Die Unternehmen der deutschen Elektroindustrie haben letztes Jahr 13,5 Milliarden für Forschung und Entwicklung ausgegeben. Die Branche fordert mehr Unterstützung vom Staat.

Die Unternehmen der deutschen Elektroindustrie haben letztes Jahr 13,5 Milliarden für Forschung und Entwicklung ausgegeben. „Das entspricht einem Anstieg von dreieinhalb Prozent gegenüber dem Vorjahr und etwa einem Fünftel aller F&E-Aufwendungen der deutschen Wirtschaft“, sagte der Vorsitzende der ZVEI-Geschäftsführung, Dr. Klaus Mittelbach.

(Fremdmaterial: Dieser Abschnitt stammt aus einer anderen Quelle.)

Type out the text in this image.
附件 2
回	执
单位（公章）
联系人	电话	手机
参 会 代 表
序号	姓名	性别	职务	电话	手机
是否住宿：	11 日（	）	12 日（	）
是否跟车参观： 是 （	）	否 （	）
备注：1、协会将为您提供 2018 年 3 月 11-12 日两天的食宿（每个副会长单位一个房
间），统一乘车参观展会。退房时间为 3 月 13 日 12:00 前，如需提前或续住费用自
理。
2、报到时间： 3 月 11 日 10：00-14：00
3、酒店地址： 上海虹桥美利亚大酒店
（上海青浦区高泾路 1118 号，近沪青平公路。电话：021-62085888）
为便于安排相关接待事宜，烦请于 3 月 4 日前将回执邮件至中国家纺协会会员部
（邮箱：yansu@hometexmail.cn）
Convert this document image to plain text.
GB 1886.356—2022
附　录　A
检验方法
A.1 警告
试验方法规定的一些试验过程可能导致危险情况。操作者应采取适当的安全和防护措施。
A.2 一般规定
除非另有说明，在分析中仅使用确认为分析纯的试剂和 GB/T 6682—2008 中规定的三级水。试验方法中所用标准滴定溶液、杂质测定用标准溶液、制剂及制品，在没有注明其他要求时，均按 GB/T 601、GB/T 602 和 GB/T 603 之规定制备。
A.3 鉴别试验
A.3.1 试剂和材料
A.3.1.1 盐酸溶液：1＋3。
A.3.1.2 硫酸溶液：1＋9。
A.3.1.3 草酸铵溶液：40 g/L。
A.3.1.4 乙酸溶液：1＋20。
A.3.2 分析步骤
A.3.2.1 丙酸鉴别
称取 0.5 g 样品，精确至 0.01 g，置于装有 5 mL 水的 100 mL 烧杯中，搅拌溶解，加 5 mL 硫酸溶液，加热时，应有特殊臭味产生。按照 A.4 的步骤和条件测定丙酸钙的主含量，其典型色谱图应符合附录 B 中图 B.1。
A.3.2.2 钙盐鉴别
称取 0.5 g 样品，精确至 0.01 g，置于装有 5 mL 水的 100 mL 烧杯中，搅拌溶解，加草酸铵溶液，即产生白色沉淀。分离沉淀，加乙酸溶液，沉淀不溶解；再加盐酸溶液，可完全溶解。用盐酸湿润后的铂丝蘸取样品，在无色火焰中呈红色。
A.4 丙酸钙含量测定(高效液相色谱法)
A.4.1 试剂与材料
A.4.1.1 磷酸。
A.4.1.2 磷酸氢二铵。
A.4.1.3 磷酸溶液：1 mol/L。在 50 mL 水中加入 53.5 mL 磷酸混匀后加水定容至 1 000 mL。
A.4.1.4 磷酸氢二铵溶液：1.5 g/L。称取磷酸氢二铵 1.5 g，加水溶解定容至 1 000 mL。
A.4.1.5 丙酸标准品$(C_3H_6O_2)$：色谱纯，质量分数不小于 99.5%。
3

„Mit über 79.000 F&E-Beschäftigten stellt die Branche zudem mehr als ein Viertel des F&E-Personals des gesamten Verarbeitenden Gewerbes.“

2013 sei nochmals ein kräftiger Anstieg der F&E-Aufwendungen um fünf Prozent auf 14,2 Milliarden Euro zu erwarten, so der ZVEI.

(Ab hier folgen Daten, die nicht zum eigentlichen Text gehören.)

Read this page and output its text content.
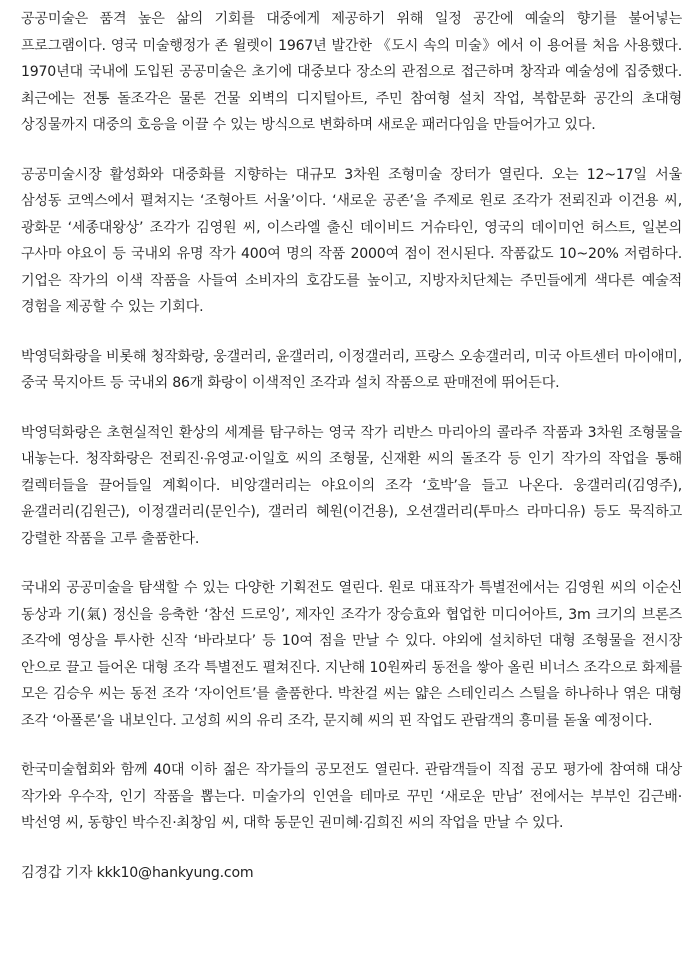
공공미술은 품격 높은 삶의 기회를 대중에게 제공하기 위해 일정 공간에 예술의 향기를 불어넣는 프로그램이다. 영국 미술행정가 존 윌렛이 1967년 발간한 《도시 속의 미술》에서 이 용어를 처음 사용했다. 1970년대 국내에 도입된 공공미술은 초기에 대중보다 장소의 관점으로 접근하며 창작과 예술성에 집중했다. 최근에는 전통 돌조각은 물론 건물 외벽의 디지털아트, 주민 참여형 설치 작업, 복합문화 공간의 초대형 상징물까지 대중의 호응을 이끌 수 있는 방식으로 변화하며 새로운 패러다임을 만들어가고 있다.

공공미술시장 활성화와 대중화를 지향하는 대규모 3차원 조형미술 장터가 열린다. 오는 12~17일 서울 삼성동 코엑스에서 펼쳐지는 ‘조형아트 서울’이다. ‘새로운 공존’을 주제로 원로 조각가 전뢰진과 이건용 씨, 광화문 ‘세종대왕상’ 조각가 김영원 씨, 이스라엘 출신 데이비드 거슈타인, 영국의 데이미언 허스트, 일본의 구사마 야요이 등 국내외 유명 작가 400여 명의 작품 2000여 점이 전시된다. 작품값도 10~20% 저렴하다. 기업은 작가의 이색 작품을 사들여 소비자의 호감도를 높이고, 지방자치단체는 주민들에게 색다른 예술적 경험을 제공할 수 있는 기회다.

박영덕화랑을 비롯해 청작화랑, 웅갤러리, 윤갤러리, 이정갤러리, 프랑스 오송갤러리, 미국 아트센터 마이애미, 중국 묵지아트 등 국내외 86개 화랑이 이색적인 조각과 설치 작품으로 판매전에 뛰어든다.

박영덕화랑은 초현실적인 환상의 세계를 탐구하는 영국 작가 리반스 마리아의 콜라주 작품과 3차원 조형물을 내놓는다. 청작화랑은 전뢰진·유영교·이일호 씨의 조형물, 신재환 씨의 돌조각 등 인기 작가의 작업을 통해 컬렉터들을 끌어들일 계획이다. 비앙갤러리는 야요이의 조각 ‘호박’을 들고 나온다. 웅갤러리(김영주), 윤갤러리(김원근), 이정갤러리(문인수), 갤러리 혜원(이건용), 오션갤러리(투마스 라마디유) 등도 묵직하고 강렬한 작품을 고루 출품한다.

국내외 공공미술을 탐색할 수 있는 다양한 기획전도 열린다. 원로 대표작가 특별전에서는 김영원 씨의 이순신 동상과 기(氣) 정신을 응축한 ‘참선 드로잉’, 제자인 조각가 장승효와 협업한 미디어아트, 3m 크기의 브론즈 조각에 영상을 투사한 신작 ‘바라보다’ 등 10여 점을 만날 수 있다. 야외에 설치하던 대형 조형물을 전시장 안으로 끌고 들어온 대형 조각 특별전도 펼쳐진다. 지난해 10원짜리 동전을 쌓아 올린 비너스 조각으로 화제를 모은 김승우 씨는 동전 조각 ‘자이언트’를 출품한다. 박찬걸 씨는 얇은 스테인리스 스틸을 하나하나 엮은 대형 조각 ‘아폴론’을 내보인다. 고성희 씨의 유리 조각, 문지혜 씨의 핀 작업도 관람객의 흥미를 돋울 예정이다.

한국미술협회와 함께 40대 이하 젊은 작가들의 공모전도 열린다. 관람객들이 직접 공모 평가에 참여해 대상 작가와 우수작, 인기 작품을 뽑는다. 미술가의 인연을 테마로 꾸민 ‘새로운 만남’ 전에서는 부부인 김근배·박선영 씨, 동향인 박수진·최창임 씨, 대학 동문인 권미혜·김희진 씨의 작업을 만날 수 있다.

김경갑 기자 kkk10@hankyung.com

„Als Anbieter zentraler Basis- und Querschnittstechnologien und Impulsgeber für jede dritte Innovation im Verarbeitenden Gewerbe in Deutschland bleibt die Branche weiterhin ein entscheidender Treiber für das Wachstum hierzulande.“, so Mittelbach und fordert gleichzeitig  verbesserte Rahmenbedingungen für die industrielle Forschung, „insbesondere durch die Einführung einer steuerlichen Forschungsförderung“.